Nevertheless, having said that, we do not make those observations on the basis on which Mr. Moran submitted that we should. In other words, by reference to the Attorney-General's Reference (No. 28 of 2010) in R. v. Michael Anthony Charnley, EWCA (Crim) 1996, 1 Cr.App.R.(S) 58, where although the Court of Appeal Criminal Division of England and Wales spoke entirely justifiably of the great seriousness of the making of pornographic images in that case, the equivalent possessing of pornography in these Islands, emphasising the seriousness of them, and the need in that case of a consecutive sentence, to render the sentences in those cases -- which all concerned pornographic images -- a just sentence, nevertheless, in our view, the structure of our case is very different. Not only are the pornographic images in our case vastly fewer in number, and the serious category A ones also very different in number from those which obtained in the Charnley case, but our case is concerned with the still more serious physical offending against young girl and the little child, and what is important in our case is to reflect adequately the seriousness of that offending. It is only if there is room left for a consecutive sentence for the pornography offences that one should make those sentences consecutive.

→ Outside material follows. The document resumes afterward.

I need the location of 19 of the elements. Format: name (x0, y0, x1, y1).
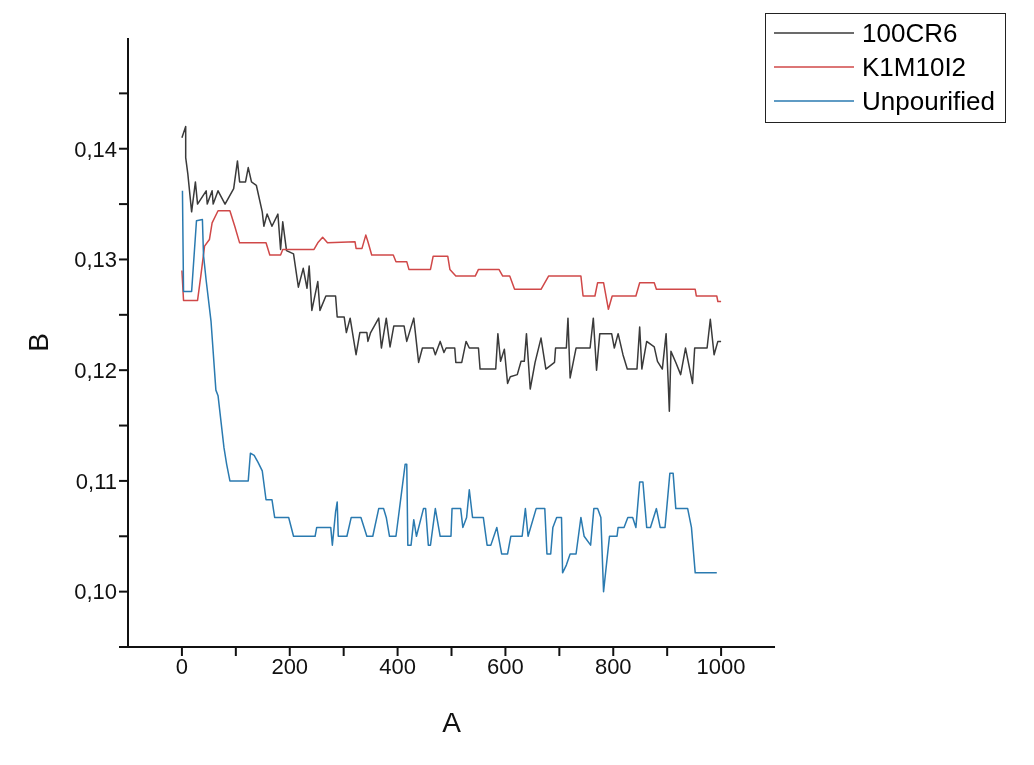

The conclusion to which we have come is that although the judge might well have sentenced somewhat more severely than he did, taking individual sentences by themselves, he might well have concluded, as Mr. Moran has submitted, that the offences against the 15-year-old girl merit a total of ten, rather than nine-and-a-half years. He might well have concluded that the sentences taken by themselves against the little child merited more than the four years down to two-and-a-half years, which he imposed. He might well have considered that the pornography deserved more than three years. But he had to make room for each of those sentences and to make sense of each of those sentences. Would it have been right to reduce the sentences in cases of rape and gross indecency against the young girl and the little child in order to squeeze in a year or two in respect of a consecutive sentence in respect of the pornography, a sentence which itself would not have done adequate justice to the seriousness of those pornography offences?

In the end, the judge considered that he had to weigh the seriousness of the sentences which he imposed to adequately reflect the grave seriousness of the offences against the young girl and the little child. We think that he was right to come to that conclusion and we think that any extent to which still higher sentences might well have been imposed in those cases do not cross the boundary of demonstrating, as the Crown has to, that he has sentenced outside the range which was legitimate to him as in all the circumstances of the case.

For those reasons, therefore, we decline to accept the Crown's submissions. However, we give the Crown permission to appeal, albeit the appeal is dismissed.